Recently, Lance Armstrong was officially charged with doping offences by the USADA. Although Armstrong claims to have never taken any drugs during his sports career, it does make you wonder: Isn’t this Anti-Doping witch hunt getting a little out of proportion?
Chris Cooper, biochemist, sports scientist and the writer of ‘Run, Swim, Throw, Cheat’ argues the war against gene doping is an unwinnable one, nor can it be justified in every way. Why, for example, is it acceptable for a cyclist to ride a bike that is designed to be better than the opponents’ bikes, but can’t he do the same for his own body? Why is it allowed to train at altitude but not to take a drug to mimic the effect?

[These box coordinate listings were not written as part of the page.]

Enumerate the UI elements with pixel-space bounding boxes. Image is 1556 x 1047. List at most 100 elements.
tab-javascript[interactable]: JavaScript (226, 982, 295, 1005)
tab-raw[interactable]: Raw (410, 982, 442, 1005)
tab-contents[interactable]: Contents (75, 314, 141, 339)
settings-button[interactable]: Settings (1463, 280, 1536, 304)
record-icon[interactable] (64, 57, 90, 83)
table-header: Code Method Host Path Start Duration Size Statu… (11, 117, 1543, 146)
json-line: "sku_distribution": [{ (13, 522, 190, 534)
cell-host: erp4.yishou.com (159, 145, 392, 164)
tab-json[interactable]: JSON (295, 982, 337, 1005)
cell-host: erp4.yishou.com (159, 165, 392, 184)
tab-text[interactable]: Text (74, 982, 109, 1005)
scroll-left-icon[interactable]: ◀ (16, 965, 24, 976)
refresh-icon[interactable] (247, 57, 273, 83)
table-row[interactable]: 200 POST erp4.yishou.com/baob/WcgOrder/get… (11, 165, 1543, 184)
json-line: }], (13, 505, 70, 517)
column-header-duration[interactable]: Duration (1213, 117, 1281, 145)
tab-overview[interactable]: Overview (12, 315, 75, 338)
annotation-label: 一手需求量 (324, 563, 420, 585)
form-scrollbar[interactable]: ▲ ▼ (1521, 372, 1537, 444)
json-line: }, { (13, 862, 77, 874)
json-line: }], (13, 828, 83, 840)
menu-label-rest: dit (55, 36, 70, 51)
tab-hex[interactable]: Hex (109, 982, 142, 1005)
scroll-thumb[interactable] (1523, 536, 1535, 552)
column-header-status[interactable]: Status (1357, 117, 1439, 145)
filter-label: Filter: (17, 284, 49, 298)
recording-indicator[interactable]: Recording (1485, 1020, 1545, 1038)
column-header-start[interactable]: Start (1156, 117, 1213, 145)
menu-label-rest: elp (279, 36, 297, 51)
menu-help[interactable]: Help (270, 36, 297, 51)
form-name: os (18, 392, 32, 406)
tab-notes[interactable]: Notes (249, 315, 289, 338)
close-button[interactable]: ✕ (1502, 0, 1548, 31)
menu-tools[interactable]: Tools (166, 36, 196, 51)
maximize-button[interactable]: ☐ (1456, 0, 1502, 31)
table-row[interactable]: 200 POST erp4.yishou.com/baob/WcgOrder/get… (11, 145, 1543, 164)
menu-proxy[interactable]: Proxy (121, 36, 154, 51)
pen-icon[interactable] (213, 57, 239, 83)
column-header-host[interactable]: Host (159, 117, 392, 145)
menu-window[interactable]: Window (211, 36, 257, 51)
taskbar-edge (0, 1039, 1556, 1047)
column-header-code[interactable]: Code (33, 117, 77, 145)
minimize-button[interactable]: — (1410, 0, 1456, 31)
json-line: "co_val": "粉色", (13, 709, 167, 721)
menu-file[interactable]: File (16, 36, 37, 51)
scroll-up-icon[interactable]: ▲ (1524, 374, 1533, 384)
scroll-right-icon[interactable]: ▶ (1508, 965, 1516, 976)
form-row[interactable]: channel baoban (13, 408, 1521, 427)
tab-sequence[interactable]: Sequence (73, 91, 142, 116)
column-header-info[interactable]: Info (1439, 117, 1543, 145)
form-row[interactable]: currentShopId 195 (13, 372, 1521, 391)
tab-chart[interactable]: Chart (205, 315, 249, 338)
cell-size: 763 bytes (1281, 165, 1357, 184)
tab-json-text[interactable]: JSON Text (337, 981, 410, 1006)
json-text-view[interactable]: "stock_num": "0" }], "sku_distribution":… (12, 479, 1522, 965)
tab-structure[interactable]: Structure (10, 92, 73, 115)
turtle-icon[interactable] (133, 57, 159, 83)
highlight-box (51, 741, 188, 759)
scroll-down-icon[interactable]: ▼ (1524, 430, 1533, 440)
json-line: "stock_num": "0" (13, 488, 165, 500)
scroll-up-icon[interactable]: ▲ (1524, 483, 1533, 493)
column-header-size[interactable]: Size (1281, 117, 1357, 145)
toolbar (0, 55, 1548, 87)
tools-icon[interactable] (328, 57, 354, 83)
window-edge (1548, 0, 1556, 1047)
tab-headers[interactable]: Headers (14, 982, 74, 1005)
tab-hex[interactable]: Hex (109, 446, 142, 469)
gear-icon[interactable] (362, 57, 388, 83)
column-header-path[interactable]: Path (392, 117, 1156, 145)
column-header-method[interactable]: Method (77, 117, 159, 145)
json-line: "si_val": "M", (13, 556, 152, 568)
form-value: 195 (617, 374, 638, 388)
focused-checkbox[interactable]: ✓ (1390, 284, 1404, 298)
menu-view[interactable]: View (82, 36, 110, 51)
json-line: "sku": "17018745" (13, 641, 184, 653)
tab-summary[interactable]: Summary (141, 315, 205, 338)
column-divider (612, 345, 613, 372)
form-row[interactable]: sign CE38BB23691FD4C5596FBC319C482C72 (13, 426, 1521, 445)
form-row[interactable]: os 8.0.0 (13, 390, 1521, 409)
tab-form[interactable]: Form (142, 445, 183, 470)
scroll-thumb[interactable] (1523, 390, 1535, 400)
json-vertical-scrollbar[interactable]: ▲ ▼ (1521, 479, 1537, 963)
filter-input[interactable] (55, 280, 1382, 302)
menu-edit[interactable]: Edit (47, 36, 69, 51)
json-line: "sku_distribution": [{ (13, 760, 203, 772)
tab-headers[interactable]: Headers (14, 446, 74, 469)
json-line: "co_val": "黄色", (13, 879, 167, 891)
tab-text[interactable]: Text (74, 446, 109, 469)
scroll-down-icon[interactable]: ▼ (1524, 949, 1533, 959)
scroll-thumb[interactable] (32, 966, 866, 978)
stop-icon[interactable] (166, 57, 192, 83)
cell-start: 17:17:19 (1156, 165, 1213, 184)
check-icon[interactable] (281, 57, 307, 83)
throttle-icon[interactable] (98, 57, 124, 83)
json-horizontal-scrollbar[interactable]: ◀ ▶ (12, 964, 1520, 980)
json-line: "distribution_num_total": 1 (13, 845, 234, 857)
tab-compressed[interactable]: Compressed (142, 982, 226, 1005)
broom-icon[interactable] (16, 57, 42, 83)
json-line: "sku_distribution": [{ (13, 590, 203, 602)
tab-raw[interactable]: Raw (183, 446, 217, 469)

As a biochemist, Cooper also explains how performance-enhancing drugs work, and the challenges of testing for them. Drawing upon genetics research on rats and mice, Cooper suggests that by altering the human genome, there might be many ways of improving human performance. Still, Cooper does not believe that gene doping should become an accepted part of athletics, he says in an interview with the Guardian: “I’m certainly not one of these people who think everything should be legalised: so you would have a Super Olympics for the gene dopers and athletes on steroids running alongside the regular Olympics. That’s a nonsense, because the sponsors wouldn’t go for two events and only one of them would be interesting.”